At times, the author devotes too much of his text to comments on particular artifacts or document collections. In consequence, parts of the book – especially in the early chapters – feel like a guide to the holdings of Philadelphia’s museums and archives. This emphasis on archival minutia occasionally weighs down the narrative. When found in more moderate doses, however, the accounts of the production, collection and preservation of manuscripts, artwork, and other materials add considerably to his analysis of the politics of memory-making. Such examples successfully illustrate that the collectors never entirely controlled the historical record they helped create. Moreover, they could not prevent later historians from forming interpretations of documents that differed sharply from their own.

In some respects, Nash’s analysis of the tension between the history promoted by the major collecting institutions and the historical memory of most Philadelphians echoes John Bodnar’s study of commemorative events in the twentieth century.[1] Both historians emphasize how contemporary concerns shape conflict over historical memory.

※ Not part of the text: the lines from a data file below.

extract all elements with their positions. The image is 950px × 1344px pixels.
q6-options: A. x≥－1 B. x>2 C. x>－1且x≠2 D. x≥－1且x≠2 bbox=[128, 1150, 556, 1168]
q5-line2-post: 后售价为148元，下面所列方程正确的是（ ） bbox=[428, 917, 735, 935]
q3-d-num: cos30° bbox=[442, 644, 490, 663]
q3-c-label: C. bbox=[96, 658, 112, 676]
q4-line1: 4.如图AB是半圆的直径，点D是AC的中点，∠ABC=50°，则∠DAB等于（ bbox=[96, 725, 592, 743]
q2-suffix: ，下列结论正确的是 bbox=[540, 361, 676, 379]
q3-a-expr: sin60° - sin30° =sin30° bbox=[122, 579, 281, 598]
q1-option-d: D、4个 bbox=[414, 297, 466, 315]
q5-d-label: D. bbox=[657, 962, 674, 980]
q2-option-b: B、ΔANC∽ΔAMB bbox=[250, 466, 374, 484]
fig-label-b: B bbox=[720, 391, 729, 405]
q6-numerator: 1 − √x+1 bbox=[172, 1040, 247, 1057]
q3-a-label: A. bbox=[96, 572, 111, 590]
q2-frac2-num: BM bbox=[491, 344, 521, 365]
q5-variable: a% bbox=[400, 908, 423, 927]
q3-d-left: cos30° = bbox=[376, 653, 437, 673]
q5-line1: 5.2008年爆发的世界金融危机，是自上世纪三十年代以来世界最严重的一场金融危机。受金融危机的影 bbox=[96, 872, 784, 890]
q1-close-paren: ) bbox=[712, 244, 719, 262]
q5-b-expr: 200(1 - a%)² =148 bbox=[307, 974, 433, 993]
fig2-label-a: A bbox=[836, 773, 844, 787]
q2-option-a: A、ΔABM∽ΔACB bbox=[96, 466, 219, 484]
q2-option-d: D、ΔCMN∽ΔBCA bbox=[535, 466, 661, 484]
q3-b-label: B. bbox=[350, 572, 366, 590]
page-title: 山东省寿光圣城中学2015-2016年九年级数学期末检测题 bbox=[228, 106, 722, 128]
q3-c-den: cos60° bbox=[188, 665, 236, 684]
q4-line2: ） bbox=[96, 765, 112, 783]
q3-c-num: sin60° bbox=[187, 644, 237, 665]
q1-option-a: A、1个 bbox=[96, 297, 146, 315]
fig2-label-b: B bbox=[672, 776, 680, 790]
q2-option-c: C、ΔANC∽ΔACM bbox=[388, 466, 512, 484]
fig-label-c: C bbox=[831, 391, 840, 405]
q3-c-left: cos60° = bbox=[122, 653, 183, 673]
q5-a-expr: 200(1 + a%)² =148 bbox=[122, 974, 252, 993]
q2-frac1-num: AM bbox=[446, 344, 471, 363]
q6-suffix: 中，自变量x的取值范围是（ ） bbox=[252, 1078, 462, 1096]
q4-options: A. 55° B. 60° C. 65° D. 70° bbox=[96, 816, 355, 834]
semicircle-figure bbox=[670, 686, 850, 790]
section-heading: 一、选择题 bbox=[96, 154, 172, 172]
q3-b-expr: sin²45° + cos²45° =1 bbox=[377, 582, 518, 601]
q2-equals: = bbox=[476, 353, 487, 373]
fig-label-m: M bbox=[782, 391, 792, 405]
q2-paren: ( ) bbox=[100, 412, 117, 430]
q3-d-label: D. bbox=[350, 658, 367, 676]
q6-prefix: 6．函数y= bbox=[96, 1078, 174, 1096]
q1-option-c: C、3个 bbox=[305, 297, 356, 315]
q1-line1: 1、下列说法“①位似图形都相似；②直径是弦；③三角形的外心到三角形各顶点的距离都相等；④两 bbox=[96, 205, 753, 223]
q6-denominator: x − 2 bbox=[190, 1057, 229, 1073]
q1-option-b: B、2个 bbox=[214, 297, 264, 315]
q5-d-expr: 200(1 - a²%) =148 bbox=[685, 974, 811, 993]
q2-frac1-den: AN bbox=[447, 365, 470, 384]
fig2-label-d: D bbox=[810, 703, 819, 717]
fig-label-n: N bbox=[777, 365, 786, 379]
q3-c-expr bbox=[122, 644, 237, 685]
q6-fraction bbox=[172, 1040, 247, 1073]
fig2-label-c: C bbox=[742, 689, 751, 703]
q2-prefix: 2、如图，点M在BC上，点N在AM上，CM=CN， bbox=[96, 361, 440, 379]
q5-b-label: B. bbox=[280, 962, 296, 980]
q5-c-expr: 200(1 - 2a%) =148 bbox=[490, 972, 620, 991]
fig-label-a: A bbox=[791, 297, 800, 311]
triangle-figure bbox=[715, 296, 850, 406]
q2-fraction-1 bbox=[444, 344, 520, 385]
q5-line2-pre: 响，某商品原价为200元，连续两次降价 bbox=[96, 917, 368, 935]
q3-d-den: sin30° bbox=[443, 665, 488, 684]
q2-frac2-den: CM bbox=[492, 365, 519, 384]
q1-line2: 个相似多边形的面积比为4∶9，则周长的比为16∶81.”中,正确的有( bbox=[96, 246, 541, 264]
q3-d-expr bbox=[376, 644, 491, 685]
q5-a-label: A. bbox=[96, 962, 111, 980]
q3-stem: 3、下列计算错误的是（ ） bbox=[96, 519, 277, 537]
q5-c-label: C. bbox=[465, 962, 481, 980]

In addition, both describe such conflict as a clash between “official,” nationalistic, elite-based versions of history and more critical narratives voiced by those challenging the status quo. First City adds significantly to this line of interpretation by applying it to nineteenth-century historical institutions, but Nash might well have emulated Bodnar’s more incisive analysis of the ideologies and tactics of those battling over historical memory. Too often, Nash’s accounts of such debates merely skim the surface of such issues. While this style works well in his broad overview of city history, struggles over the meaning of the past warrant a more thorough discussion.

Nevertheless, First City makes a significant contribution to the growing literature on historical memory in the United States. Its accessible prose and thematic breadth will appeal to nonacademic readers interested in the history of Philadelphia as well as scholars looking for a solid synthesis of recent scholarship on the city. Its abundant and well-captioned illustrations complement the text well and add significantly to the pleasure of reading. Above all, the book gives much needed attention to the social and political context in which archival holdings have come into existence. First City thus reminds historians of the extent to which the preoccupations of long-dead archivists place constraints on the sources available to us and, by extension, influence the history we write.

 

Rob Harper

University of Wisconsin Madison

 



[1] John E. Bodnar, Remaking America: Public Memory, Commemoration, and Patriotism in the Twentieth Century (Princeton, NJ: Princeton University Press, 1992).